Concepts
10 minute read
Cluster
In the context of Optimize Live, a cluster is a Kubernetes cluster where the workloads you want to optimize are deployed and on which you have installed the StormForge Agent using the cluster name (clusterName
) that you provide.
A cluster can have only one Agent installed. In the context of Optimize Live, “adding a cluster” and “installing the Agent” have equivalent meaning and are used interchangeably.
For installation instructions, see Install the Agent on a cluster in the Install topic.
Workloads
A workload is a component that runs inside one or more Kubernetes pods. In the context of Optimize Live, a workload is a named Workload resource from a namespace in a cluster. Optimize Live observes the resource utilization of workloads in order to produce recommendations—sets of optimal values for requests and limits— for them.
Optimize Live can produce recommendations for the following Workload types: DaemonSet, Deployment, ReplicaSet, ReplicationController, and StatefulSet.
StormForge Agent
The StormForge Agent (“the Agent”) consists of a Kubernetes controller and a Prometheus metrics forwarder. The controller component watches workloads and configuration, while the metrics forwarder component streams a limited set of resource-related metrics to the StormForge platform.

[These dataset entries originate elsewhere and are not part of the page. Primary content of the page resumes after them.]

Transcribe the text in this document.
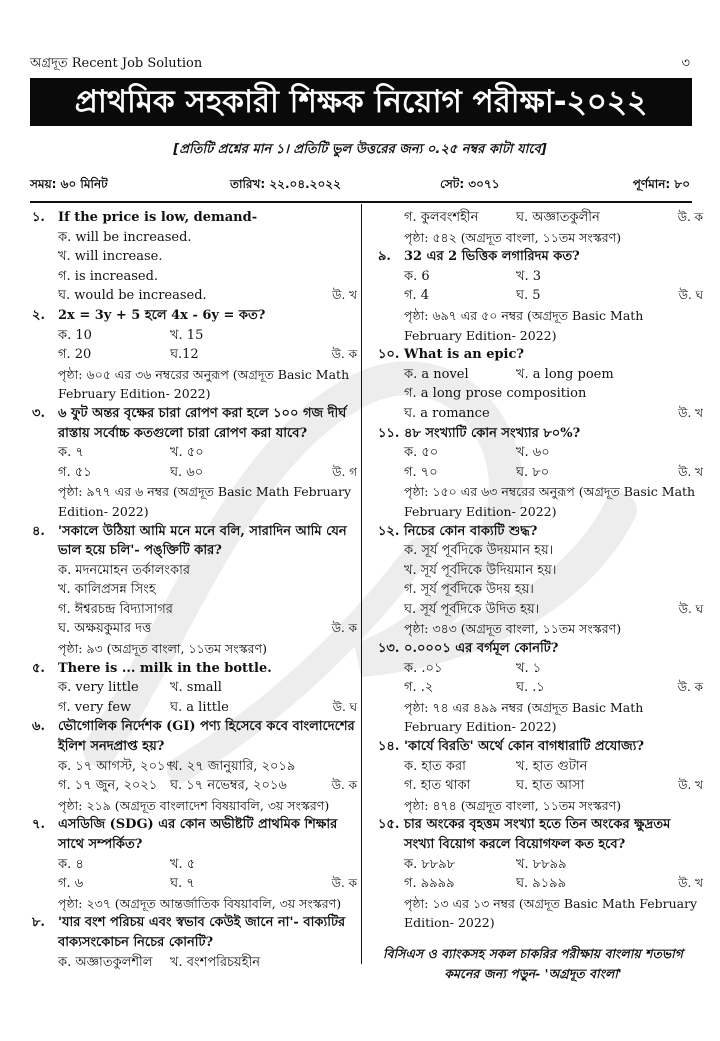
অগ্রদূত Recent Job Solution	৩
প্রাথমিক সহকারী শিক্ষক নিয়োগ পরীক্ষা-২০২২
[প্রতিটি প্রশ্নের মান ১। প্রতিটি ভুল উত্তরের জন্য ০.২৫ নম্বর কাটা যাবে]
সময়: ৬০ মিনিট	তারিখ: ২২.০৪.২০২২	সেট: ৩০৭১	পূর্ণমান: ৮০
১. If the price is low, demand-
ক. will be increased.
খ. will increase.
গ. is increased.
ঘ. would be increased.	উ. খ
২. 2x = 3y + 5 হলে 4x - 6y = কত?
ক. 10	খ. 15
গ. 20	ঘ.12	উ. ক
পৃষ্ঠা: ৬০৫ এর ৩৬ নম্বরের অনুরূপ (অগ্রদূত Basic Math February Edition- 2022)
৩. ৬ ফুট অন্তর বৃক্ষের চারা রোপণ করা হলে ১০০ গজ দীর্ঘ রাস্তায় সর্বোচ্চ কতগুলো চারা রোপণ করা যাবে?
ক. ৭	খ. ৫০
গ. ৫১	ঘ. ৬০	উ. গ
পৃষ্ঠা: ৯৭৭ এর ৬ নম্বর (অগ্রদূত Basic Math February Edition- 2022)
৪. 'সকালে উঠিয়া আমি মনে মনে বলি, সারাদিন আমি যেন ভাল হয়ে চলি'- পঙ্‌ক্তিটি কার?
ক. মদনমোহন তর্কালংকার
খ. কালিপ্রসন্ন সিংহ
গ. ঈশ্বরচন্দ্র বিদ্যাসাগর
ঘ. অক্ষয়কুমার দত্ত	উ. ক
পৃষ্ঠা: ৯৩ (অগ্রদূত বাংলা, ১১তম সংস্করণ)
৫. There is ... milk in the bottle.
ক. very little খ. small
গ. very few	ঘ. a little	উ. ঘ
৬. ভৌগোলিক নির্দেশক (GI) পণ্য হিসেবে কবে বাংলাদেশের ইলিশ সনদপ্রাপ্ত হয়?
ক. ১৭ আগস্ট, ২০১৭
খ. ২৭ জানুয়ারি, ২০১৯
গ. ১৭ জুন, ২০২১ ঘ. ১৭ নভেম্বর, ২০১৬	উ. ক
পৃষ্ঠা: ২১৯ (অগ্রদূত বাংলাদেশ বিষয়াবলি, ৩য় সংস্করণ)
৭. এসডিজি (SDG) এর কোন অভীষ্টটি প্রাথমিক শিক্ষার সাথে সম্পর্কিত?
ক. ৪	খ. ৫
গ. ৬	ঘ. ৭	উ. ক
পৃষ্ঠা: ২৩৭ (অগ্রদূত আন্তর্জাতিক বিষয়াবলি, ৩য় সংস্করণ)
৮. 'যার বংশ পরিচয় এবং স্বভাব কেউই জানে না'- বাক্যটির বাক্যসংকোচন নিচের কোনটি?
ক. অজ্ঞাতকুলশীল খ. বংশপরিচয়হীন
গ. কুলবংশহীন	ঘ. অজ্ঞাতকুলীন	উ. ক
পৃষ্ঠা: ৫৪২ (অগ্রদূত বাংলা, ১১তম সংস্করণ)
৯. 32 এর 2 ভিত্তিক লগারিদম কত?
ক. 6	খ. 3
গ. 4	ঘ. 5	উ. ঘ
পৃষ্ঠা: ৬৯৭ এর ৫০ নম্বর (অগ্রদূত Basic Math February Edition- 2022)
১০. What is an epic?
ক. a novel	খ. a long poem
গ. a long prose composition
ঘ. a romance	উ. খ
১১. ৪৮ সংখ্যাটি কোন সংখ্যার ৮০%?
ক. ৫০	খ. ৬০
গ. ৭০	ঘ. ৮০	উ. খ
পৃষ্ঠা: ১৫০ এর ৬৩ নম্বরের অনুরূপ (অগ্রদূত Basic Math February Edition- 2022)
১২. নিচের কোন বাক্যটি শুদ্ধ?
ক. সূর্য পূর্বদিকে উদয়মান হয়।
খ. সূর্য পূর্বদিকে উদিয়মান হয়।
গ. সূর্য পূর্বদিকে উদয় হয়।
ঘ. সূর্য পূর্বদিকে উদিত হয়।	উ. ঘ
পৃষ্ঠা: ৩৪৩ (অগ্রদূত বাংলা, ১১তম সংস্করণ)
১৩. ০.০০০১ এর বর্গমূল কোনটি?
ক. .০১	খ. ১
গ. .২	ঘ. .১	উ. ক
পৃষ্ঠা: ৭৪ এর ৪৯৯ নম্বর (অগ্রদূত Basic Math February Edition- 2022)
১৪. 'কার্যে বিরতি' অর্থে কোন বাগধারাটি প্রযোজ্য?
ক. হাত করা	খ. হাত গুটান
গ. হাত থাকা	ঘ. হাত আসা	উ. খ
পৃষ্ঠা: ৪৭৪ (অগ্রদূত বাংলা, ১১তম সংস্করণ)
১৫. চার অংকের বৃহত্তম সংখ্যা হতে তিন অংকের ক্ষুদ্রতম সংখ্যা বিয়োগ করলে বিয়োগফল কত হবে?
ক. ৮৮৯৮	খ. ৮৮৯৯
গ. ৯৯৯৯	ঘ. ৯১৯৯	উ. খ
পৃষ্ঠা: ১৩ এর ১৩ নম্বর (অগ্রদূত Basic Math February Edition- 2022)
বিসিএস ও ব্যাংকসহ সকল চাকরির পরীক্ষায় বাংলায় শতভাগ কমনের জন্য পড়ুন- 'অগ্রদূত বাংলা'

The Agent discovers and gathers metrics for all DaemonSet, HPA, Pod, ReplicaSet, ReplicationController, and StatefulSet types across all the namespaces on the cluster on which it’s installed.
To minimize the footprint in a cluster, Optimize Live requires only the StormForge Agent to be installed on a cluster. By default, the Agent is installed in the stormforge-system
namespace.
The StormForge Agent leverages the Kubernetes view
role, granting read-only permissions on all resources in the cluster.
Related information:
StormForge Applier
The StormForge Applier is a Kubernetes controller that manages request and limit settings for each workload and applies the recommendations generated by StormForge machine learning. The Applier uses the same StormForge credentials file as the Agent and runs in the same namespace.
Install the Applier if you plan to:
- Deploy recommendations automatically on a schedule of your choosing. This option enables you to skip manually reviewing the recommended settings and ensures your settings track closely to actual CPU and memory use.
- Deploy recommendations on demand. For example, you can apply a single recommendation in any environment as you experiment with recommendations or if you need to quickly deploy a recommendation outside of a schedule.
The Applier applies recommendations using the configured apply method: either patches (PatchWorkloadResources
) or a mutating admission webhook(DynamicAdmissionWebhook
).
The Applier leverages the Kubernetes edit
role, enabling it to update and patch all optimizable workloads (and HPA, if enabled). You can grant additional permissions by specifying additional RBAC in the Helm install command.
Related information:
- Should you install the Applier? in the Install topic
- Additional RBAC permission in the Applier configuration topic
- Apply method setting
- Optimize Live architecture
Schedule
The recommendation schedule defines how frequently Optimize Live generates (and optionally deploys) a recommendation on a workload. By default, a new recommendation is generated once daily (P1D
) for a workload, which is considered a best practice.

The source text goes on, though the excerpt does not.